说起割麦捆麦的日子,那滋味着实令人望而生畏。那时候,村子里既没有拖拉机的轰鸣,更不见联合收割机的踪影,家家户户那望不到头的金黄麦浪,全得依赖一把把磨得锃亮而又弯如月牙的镰刀,一镰一镰地弯腰割下,再一捆一捆地扛回打麦场。我印象最深的一次,是父亲割麦时,被一根尖锐的麦芒扎进了他的眼睛,那麦芒上密布着细小的倒刺,如同微缩的鱼钩,扎进皮肉里面便顽固地往里钻。父亲越是揉搓眼睛,那芒刺便钻得越深,在毒辣的日头下,父亲的眼睛被折磨得像抹了辣椒水一样,烧得通红,泪水不停地往外流。
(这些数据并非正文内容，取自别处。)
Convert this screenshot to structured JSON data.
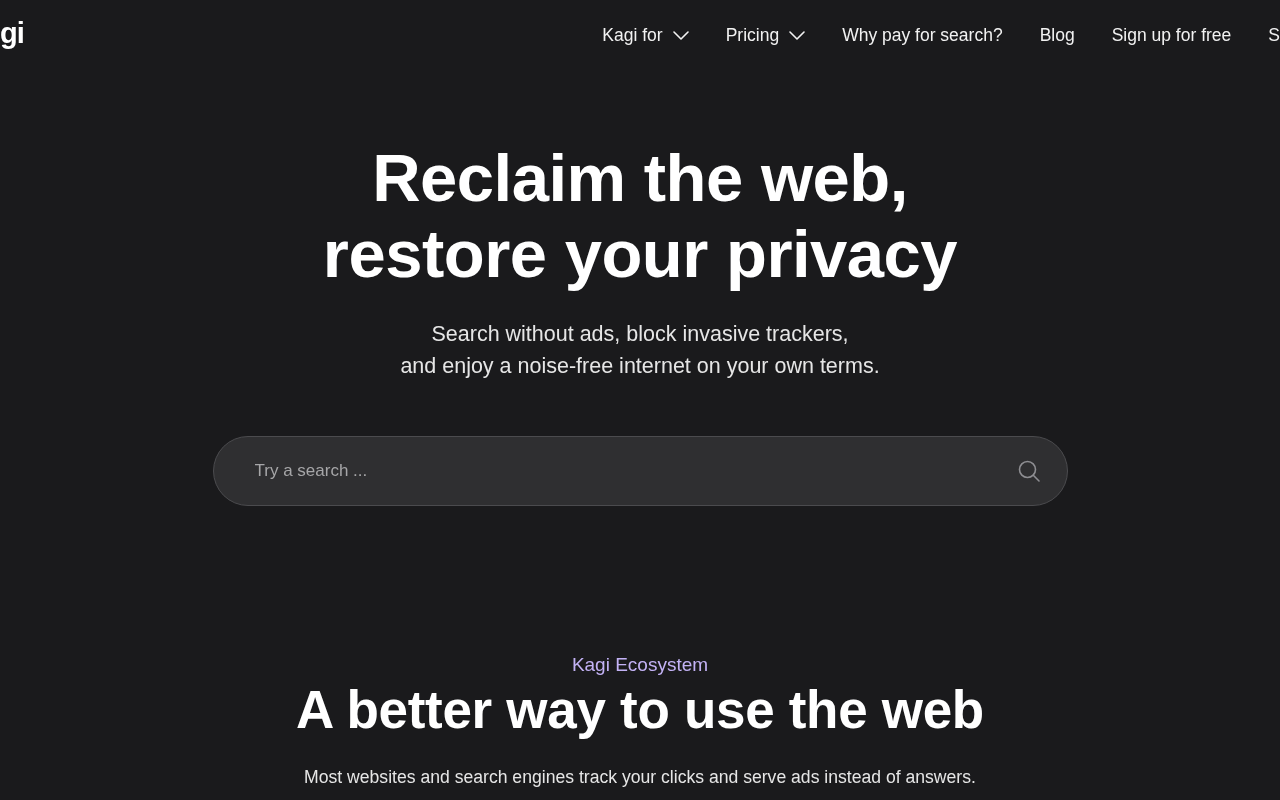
{
  "header": {
    "logo": "gi",
    "nav": [
      {
        "label": "Kagi for",
        "kind": "dropdown"
      },
      {
        "label": "Pricing",
        "kind": "dropdown"
      },
      {
        "label": "Why pay for search?",
        "kind": "link"
      },
      {
        "label": "Blog",
        "kind": "link"
      },
      {
        "label": "Sign up for free",
        "kind": "link"
      },
      {
        "label": "S",
        "kind": "link"
      }
    ]
  },
  "hero": {
    "title_lines": [
      "Reclaim the web,",
      "restore your privacy"
    ],
    "subtitle_lines": [
      "Search without ads, block invasive trackers,",
      "and enjoy a noise-free internet on your own terms."
    ],
    "search": {
      "placeholder": "Try a search ..."
    }
  },
  "ecosystem": {
    "eyebrow": "Kagi Ecosystem",
    "heading": "A better way to use the web",
    "intro": "Most websites and search engines track your clicks and serve ads instead of answers."
  }
}
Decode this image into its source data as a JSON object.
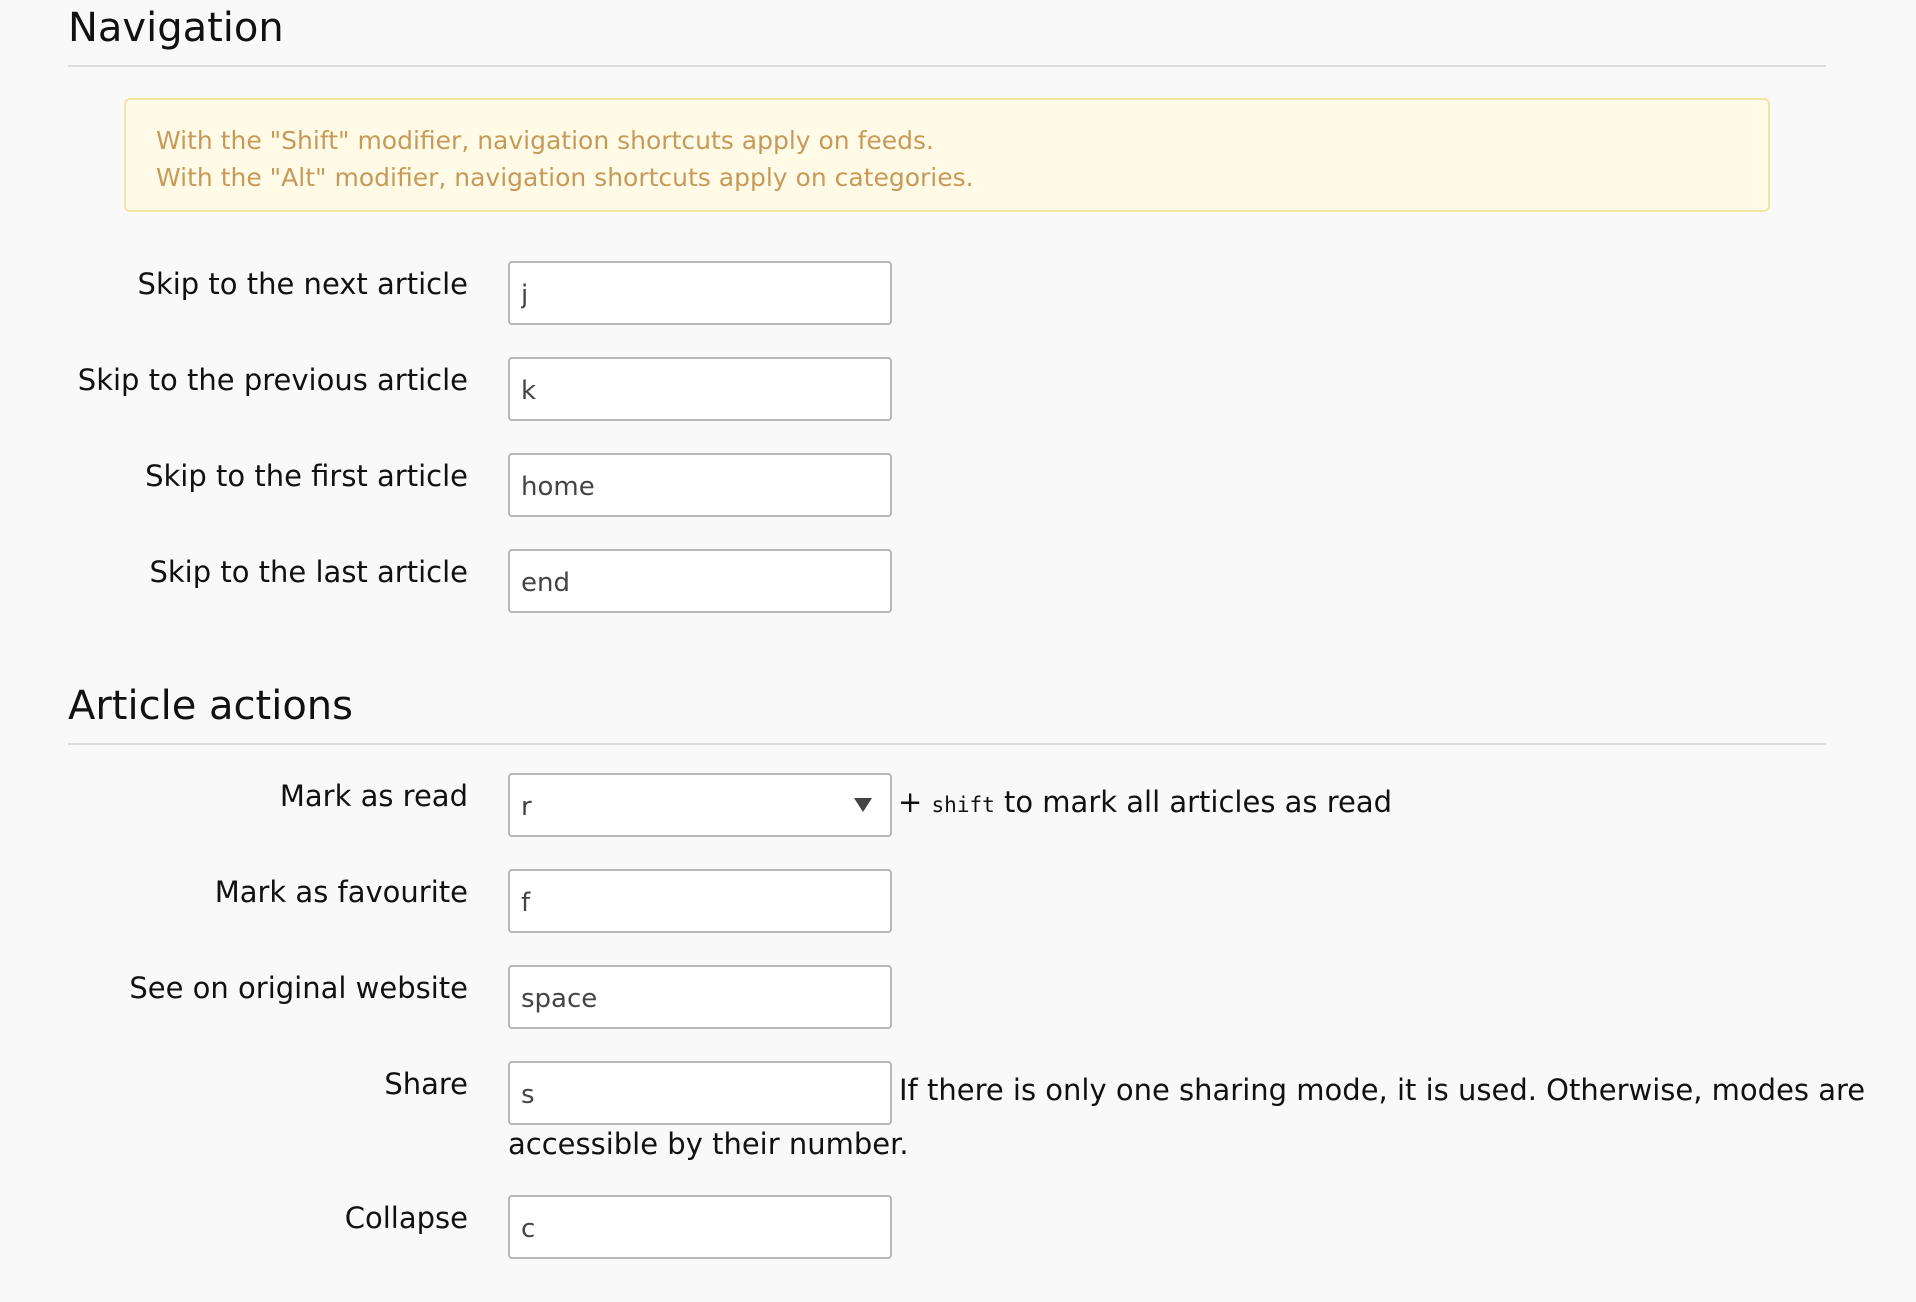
{
  "navigation": {
    "title": "Navigation",
    "alert_lines": [
      "With the \"Shift\" modifier, navigation shortcuts apply on feeds.",
      "With the \"Alt\" modifier, navigation shortcuts apply on categories."
    ],
    "fields": [
      {
        "label": "Skip to the next article",
        "value": "j"
      },
      {
        "label": "Skip to the previous article",
        "value": "k"
      },
      {
        "label": "Skip to the first article",
        "value": "home"
      },
      {
        "label": "Skip to the last article",
        "value": "end"
      }
    ]
  },
  "article_actions": {
    "title": "Article actions",
    "mark_read": {
      "label": "Mark as read",
      "value": "r",
      "note_prefix": "+",
      "note_key": "shift",
      "note_suffix": "to mark all articles as read"
    },
    "mark_favourite": {
      "label": "Mark as favourite",
      "value": "f"
    },
    "see_original": {
      "label": "See on original website",
      "value": "space"
    },
    "share": {
      "label": "Share",
      "value": "s",
      "note_line1": "If there is only one sharing mode, it is used. Otherwise, modes are",
      "note_line2": "accessible by their number."
    },
    "collapse": {
      "label": "Collapse",
      "value": "c"
    }
  }
}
母亲慌忙跑过来,焦急地翻开父亲的眼皮寻找,几乎连眼球都露了出来,可那该死的麦芒却像在玩捉迷藏,怎么也寻不见踪影。最后,还是在城里大夫的手中,才艰难地取出了那根细如牛毛,却足以让人痛不欲生的麦芒。

幼时的我,对这苦役般的劳作充满抗拒,却又无力挣脱。每当看见那些被磨砺得寒光闪闪的月牙镰刀,在阳光下折射出冰冷的锋芒,我就不由得想起了跟奶奶割草时的惨痛经历。那天下午,在割草 时的一个不小心,被锋利的刀刃无情地“啃进”我的食指,钻心的剧痛伴着青草汁液的气息瞬间炸开,鲜红的血珠顺着指头滚落,奶奶抓起一把土便按在伤口上,又“嗤啦”一声撕下自己的衣襟,手忙脚乱地裹住我颤抖的小手。那疼痛的记忆,如今早已凝结成指尖一枚褐色的疤痕。自那以后,父亲便不再让我碰镰刀,每到割麦时节,我只能亦步亦趋地跟在他们身后负责“打腰子”,也就是用麦秆拧成捆麦子的草绳。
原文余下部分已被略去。